In two days of closed-door, and sometimes tense, negotiations in mid-November at a resort outside the Omani capital of Muscat, Kerry and his delegation offered his Iranian counterpart a concession: Iran might be able to operate 4,500 centrifuges, rather than 1,500 the West had proposed earlier.
The offer apparently failed to break the deadlock, because Tehran’s negotiators seemed to have been given little leeway by Iran’s Supreme Leader, Ayatollah Ali Khamenei, who has final say on security matters.
“The negotiating team wants to reach an accord, but they aren’t coming to the table with elements that would allow us to conclude that deal,” said a senior Western diplomat after the Oman talks.

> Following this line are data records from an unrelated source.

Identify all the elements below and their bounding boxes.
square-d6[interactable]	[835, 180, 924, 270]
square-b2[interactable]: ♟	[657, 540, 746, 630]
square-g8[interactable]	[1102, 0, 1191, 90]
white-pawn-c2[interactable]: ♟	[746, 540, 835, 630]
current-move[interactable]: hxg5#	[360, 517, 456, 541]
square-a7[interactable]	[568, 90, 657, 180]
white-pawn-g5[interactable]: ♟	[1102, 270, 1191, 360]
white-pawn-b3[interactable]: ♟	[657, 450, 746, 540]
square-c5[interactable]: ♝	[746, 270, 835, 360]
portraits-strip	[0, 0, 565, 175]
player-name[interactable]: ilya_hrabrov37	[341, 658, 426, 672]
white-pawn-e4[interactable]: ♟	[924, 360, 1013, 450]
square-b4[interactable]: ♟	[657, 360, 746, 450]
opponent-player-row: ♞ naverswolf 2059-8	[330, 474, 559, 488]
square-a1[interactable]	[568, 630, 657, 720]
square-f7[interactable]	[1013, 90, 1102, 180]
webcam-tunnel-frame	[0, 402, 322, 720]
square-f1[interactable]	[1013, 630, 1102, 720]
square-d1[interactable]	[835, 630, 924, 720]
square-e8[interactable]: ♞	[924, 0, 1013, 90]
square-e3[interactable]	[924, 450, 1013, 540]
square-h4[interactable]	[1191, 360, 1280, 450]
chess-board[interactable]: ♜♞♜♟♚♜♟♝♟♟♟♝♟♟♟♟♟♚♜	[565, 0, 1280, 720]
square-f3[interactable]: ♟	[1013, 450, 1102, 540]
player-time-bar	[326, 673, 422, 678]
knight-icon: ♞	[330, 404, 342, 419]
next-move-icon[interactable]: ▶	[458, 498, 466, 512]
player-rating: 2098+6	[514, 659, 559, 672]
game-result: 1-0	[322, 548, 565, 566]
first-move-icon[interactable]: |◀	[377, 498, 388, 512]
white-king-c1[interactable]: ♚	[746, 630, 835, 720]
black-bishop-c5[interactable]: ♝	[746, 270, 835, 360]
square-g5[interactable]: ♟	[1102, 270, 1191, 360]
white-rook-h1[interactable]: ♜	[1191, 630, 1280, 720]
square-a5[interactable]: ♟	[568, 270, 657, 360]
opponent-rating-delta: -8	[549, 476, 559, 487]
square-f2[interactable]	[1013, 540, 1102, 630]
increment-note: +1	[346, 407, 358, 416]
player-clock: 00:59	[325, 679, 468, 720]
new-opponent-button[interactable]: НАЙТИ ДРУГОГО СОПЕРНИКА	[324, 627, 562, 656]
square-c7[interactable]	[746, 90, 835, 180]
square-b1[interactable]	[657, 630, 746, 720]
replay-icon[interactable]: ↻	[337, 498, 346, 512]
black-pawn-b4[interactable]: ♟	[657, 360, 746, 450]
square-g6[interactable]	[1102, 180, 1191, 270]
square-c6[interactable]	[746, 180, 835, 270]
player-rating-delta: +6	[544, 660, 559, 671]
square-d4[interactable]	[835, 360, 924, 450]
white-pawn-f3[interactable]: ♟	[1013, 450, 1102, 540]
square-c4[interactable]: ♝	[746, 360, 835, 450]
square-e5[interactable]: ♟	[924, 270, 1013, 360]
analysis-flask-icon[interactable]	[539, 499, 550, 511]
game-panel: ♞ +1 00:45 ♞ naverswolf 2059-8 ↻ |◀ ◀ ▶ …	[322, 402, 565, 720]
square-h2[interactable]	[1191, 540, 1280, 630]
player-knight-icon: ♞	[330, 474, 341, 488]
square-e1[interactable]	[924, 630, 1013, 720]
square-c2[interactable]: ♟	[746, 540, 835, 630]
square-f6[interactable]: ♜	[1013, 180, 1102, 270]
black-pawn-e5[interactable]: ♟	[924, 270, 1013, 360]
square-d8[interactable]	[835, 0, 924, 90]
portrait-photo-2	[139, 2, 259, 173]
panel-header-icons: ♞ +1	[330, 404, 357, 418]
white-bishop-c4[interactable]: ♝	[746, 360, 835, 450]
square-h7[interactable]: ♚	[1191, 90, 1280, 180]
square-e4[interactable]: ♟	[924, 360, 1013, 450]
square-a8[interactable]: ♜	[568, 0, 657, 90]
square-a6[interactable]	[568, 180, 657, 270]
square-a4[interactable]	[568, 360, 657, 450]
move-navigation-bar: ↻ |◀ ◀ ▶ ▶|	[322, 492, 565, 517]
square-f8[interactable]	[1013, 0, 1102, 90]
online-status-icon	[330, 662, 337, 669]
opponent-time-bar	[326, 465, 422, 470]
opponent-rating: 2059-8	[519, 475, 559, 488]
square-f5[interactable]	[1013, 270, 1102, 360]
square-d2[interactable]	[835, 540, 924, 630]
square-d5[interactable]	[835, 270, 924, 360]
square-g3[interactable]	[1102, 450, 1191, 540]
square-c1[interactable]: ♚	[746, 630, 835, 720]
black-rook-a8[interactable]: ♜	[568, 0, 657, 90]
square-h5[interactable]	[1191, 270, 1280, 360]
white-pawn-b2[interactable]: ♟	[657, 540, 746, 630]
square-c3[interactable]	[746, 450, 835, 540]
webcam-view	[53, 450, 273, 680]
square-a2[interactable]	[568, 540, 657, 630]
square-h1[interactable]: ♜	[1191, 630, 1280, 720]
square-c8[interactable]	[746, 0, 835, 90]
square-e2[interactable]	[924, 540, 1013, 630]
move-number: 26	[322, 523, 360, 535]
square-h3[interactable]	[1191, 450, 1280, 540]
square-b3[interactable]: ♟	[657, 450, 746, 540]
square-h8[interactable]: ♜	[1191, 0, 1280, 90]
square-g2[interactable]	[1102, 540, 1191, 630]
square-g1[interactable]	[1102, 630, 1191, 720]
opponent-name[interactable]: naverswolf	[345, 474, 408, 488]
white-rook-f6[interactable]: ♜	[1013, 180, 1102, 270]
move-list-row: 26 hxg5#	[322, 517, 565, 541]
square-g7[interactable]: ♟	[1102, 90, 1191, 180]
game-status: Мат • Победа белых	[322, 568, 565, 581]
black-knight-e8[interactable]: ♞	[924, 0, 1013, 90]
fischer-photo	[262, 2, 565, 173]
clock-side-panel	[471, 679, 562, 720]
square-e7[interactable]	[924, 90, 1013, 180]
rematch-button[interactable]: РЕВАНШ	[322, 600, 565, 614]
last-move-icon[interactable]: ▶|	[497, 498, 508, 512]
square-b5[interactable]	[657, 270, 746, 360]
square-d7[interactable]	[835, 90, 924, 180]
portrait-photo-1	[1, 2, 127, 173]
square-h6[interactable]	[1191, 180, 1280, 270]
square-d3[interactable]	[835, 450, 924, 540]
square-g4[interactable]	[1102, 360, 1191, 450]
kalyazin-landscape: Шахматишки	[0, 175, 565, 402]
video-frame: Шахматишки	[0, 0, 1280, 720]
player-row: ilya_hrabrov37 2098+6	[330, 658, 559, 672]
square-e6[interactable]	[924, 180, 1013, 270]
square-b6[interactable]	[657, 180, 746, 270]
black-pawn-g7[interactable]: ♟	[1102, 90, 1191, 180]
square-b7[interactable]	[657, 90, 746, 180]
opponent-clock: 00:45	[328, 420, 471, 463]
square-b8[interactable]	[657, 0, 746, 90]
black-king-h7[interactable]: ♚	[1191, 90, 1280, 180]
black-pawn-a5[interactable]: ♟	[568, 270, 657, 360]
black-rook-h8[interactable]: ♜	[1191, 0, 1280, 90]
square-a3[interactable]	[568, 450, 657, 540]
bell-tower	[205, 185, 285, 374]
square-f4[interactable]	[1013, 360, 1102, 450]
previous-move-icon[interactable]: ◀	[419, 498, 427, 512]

While Rouhani and his foreign minister Mohammad Javad Zarif have to watch their backs with Khamenei and Iran’s powerful Revolutionary Guards, Kerry was looking over his shoulder at Capitol Hill, where skepticism over Obama’s diplomatic opening to Iran runs deep.
The fact that opposition Republicans will take control of both chambers of Congress in January after this month’s mid-term elections was not lost on the Iranians and prompted hallway chatter in both Muscat and Vienna.
Kerry made as many as 10 calls to U.S. lawmakers while overseas, his aides said. One such call was with Sen. Bob Corker, the top Republican on the Senate Foreign Relations Committee, a committee aide said.
Corker said in a statement on Monday that he preferred the White House to keep negotiating with Iran rather than agree to a bad deal, but said Congress should prepare options, including tougher sanctions, if the talks fail.
Given domestic and outside pressures, yet another extension beyond next July is not ruled out, U.S. officials say.
One of Kerry’s aides, who has recently taken up knitting, decided after few days that the scarf she had been working on during the long days on the road was much too wide. She unraveled the wool completely and started again from the top.
The aide said that the interminable scarf could be a metaphor for nuclear diplomacy with Iran. By the time Kerry’s team boarded the plane to leave Vienna, the scarf was still not finished.